Hamburg, a German port city, is home to an innovative red-brick factory where discarded cocoa bean shells are transformed into a remarkable black powder known as biochar. This pioneering substance might prove to be a game changer in the fight against climate change.
Biochar, produced by heating cocoa shells to 600 degrees Celsius without oxygen, is a unique process that sequesters greenhouse gases. The end product has diverse applications; it can be used as a green fertilizer, an ingredient in eco-friendly concrete, or as a method to store carbon.
Despite the infancy of the biochar industry, it holds tremendous potential to capture carbon from the atmosphere. The UN’s Intergovernmental Panel on Climate Change (IPCC) suggests biochar could potentially sequester 2.6 billion of the 40 billion tonnes of CO2 humans produce annually. However, scaling this technology remains a considerable challenge.
Circular Carbon’s CEO Peik Stenlund stated, “We are reversing the carbon cycle” at the Hamburg biochar plant, one of Europe’s largest. The plant utilizes spent cocoa shells from a nearby chocolate factory, sequestering the CO2 within the shells, which would otherwise be released during decomposition.
David Houben, an environmental scientist at France’s UniLaSalle institute, says that carbon can be stored in biochar “for centuries”. Each ton of biochar or bio coal can contain the equivalent of 2.5 to 3 tons of CO2.
Historically, indigenous populations in the Americas utilized biochar as a fertilizer. Its rediscovery in the 20th century arose from scientists studying highly fertile soils in the Amazon basin. Biochar’s unique structure aids crops by enhancing soil’s water and nutrient absorption capabilities.
Despite the promise of this technique, there are hurdles to be overcome for widespread adoption. These include adapting to different soil types, localizing the process to limit carbon emissions from transport, and overcoming the high costs currently associated with its production.
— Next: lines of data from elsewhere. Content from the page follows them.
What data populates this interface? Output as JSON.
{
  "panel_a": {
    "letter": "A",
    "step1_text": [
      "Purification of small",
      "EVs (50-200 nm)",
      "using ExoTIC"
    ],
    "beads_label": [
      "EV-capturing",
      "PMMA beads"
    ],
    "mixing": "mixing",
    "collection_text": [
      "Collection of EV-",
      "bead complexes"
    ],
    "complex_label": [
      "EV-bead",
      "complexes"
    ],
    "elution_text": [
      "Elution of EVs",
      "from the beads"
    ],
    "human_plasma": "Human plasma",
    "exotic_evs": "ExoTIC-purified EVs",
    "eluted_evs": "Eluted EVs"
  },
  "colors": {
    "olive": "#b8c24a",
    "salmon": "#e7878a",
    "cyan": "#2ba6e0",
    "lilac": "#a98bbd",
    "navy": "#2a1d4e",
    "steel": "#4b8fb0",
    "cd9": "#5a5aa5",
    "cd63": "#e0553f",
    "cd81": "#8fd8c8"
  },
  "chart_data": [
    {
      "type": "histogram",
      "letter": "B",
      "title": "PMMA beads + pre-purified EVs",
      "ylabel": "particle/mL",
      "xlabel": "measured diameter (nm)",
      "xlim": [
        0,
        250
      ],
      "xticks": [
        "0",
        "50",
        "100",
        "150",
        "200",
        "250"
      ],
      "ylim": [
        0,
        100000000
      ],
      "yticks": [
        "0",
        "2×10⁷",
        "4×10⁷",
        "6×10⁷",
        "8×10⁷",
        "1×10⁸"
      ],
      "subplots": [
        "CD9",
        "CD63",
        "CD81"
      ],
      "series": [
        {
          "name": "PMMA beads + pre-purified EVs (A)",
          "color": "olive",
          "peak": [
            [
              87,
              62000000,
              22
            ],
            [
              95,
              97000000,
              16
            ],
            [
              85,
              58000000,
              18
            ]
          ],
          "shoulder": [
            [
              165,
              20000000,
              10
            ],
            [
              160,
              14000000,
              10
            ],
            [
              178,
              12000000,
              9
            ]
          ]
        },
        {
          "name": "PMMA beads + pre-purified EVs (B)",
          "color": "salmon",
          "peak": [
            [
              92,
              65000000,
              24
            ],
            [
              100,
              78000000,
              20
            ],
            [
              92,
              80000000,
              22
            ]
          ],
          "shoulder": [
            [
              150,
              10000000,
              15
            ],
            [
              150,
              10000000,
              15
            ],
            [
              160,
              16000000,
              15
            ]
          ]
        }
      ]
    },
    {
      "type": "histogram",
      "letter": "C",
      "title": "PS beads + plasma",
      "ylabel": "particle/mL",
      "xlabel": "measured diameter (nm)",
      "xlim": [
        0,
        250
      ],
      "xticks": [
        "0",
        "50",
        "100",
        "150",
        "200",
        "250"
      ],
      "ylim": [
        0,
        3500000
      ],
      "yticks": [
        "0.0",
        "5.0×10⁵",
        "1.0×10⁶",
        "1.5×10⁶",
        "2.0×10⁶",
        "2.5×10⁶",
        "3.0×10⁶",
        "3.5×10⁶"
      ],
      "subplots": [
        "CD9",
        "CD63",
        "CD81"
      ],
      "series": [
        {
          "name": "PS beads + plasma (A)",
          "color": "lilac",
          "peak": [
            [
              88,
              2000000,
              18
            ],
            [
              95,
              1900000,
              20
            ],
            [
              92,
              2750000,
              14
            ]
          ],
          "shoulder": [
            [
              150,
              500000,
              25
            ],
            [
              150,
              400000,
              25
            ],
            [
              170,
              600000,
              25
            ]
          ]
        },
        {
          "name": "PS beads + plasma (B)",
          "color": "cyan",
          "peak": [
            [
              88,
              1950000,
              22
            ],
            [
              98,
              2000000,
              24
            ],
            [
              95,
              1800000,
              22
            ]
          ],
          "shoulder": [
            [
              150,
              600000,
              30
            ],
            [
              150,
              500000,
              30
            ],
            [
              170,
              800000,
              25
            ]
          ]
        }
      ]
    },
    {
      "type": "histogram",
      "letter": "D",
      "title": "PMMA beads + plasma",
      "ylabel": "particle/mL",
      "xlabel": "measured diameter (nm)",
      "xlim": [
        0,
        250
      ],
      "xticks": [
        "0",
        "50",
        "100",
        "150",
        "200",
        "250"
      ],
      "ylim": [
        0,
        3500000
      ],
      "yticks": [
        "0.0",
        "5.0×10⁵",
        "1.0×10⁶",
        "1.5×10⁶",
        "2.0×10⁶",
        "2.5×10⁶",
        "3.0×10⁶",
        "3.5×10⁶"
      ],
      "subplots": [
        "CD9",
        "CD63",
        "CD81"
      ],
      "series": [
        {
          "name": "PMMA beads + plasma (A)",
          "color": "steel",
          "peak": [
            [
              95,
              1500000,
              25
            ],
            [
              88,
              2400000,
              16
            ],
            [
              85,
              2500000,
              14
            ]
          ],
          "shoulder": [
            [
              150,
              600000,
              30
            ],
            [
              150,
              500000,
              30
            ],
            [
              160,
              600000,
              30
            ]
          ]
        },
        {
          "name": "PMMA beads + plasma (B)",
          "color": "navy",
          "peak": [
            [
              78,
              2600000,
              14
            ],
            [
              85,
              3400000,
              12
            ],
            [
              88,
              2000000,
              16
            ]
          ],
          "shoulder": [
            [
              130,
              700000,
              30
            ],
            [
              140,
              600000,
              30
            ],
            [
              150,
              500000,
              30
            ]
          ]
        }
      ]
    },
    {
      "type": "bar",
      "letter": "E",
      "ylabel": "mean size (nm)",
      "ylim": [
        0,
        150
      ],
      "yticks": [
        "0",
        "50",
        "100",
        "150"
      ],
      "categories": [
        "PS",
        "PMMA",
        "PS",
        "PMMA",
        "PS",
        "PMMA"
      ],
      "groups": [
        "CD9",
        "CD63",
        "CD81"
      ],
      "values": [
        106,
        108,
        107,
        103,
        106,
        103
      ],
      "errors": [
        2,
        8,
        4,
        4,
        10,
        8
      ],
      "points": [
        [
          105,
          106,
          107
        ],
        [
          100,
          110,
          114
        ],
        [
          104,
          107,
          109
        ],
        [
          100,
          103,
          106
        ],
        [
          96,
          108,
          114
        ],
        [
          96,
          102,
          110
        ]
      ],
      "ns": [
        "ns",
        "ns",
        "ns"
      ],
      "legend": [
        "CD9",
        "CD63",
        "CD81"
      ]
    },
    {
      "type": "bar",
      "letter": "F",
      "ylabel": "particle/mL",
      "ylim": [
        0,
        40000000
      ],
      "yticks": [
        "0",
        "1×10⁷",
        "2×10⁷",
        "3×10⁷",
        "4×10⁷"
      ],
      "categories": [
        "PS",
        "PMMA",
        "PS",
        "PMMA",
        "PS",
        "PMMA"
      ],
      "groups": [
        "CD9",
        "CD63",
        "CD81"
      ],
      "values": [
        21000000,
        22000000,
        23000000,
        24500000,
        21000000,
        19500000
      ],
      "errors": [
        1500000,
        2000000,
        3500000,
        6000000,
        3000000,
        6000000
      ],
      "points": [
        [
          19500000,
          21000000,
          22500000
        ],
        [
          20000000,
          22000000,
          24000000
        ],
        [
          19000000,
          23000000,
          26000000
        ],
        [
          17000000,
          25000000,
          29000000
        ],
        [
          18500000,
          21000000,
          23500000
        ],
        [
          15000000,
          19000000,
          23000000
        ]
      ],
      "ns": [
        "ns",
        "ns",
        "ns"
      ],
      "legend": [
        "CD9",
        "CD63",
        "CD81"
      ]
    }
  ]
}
Houben suggests that beyond agriculture, other sectors such as construction could use biochar, specifically in the manufacture of ‘green’ concrete. Another proposed revenue source is selling carbon certificates to companies aiming to offset their emissions.
With biochar included in Europe’s regulated carbon certificate system, CEO Stenlund anticipates strong growth in the sector. His company is planning to open three additional production sites soon.
Across Europe, biochar projects are on the rise. The biochar industry federation predicts that production could double to 90,000 tonnes this year, compared to 2022.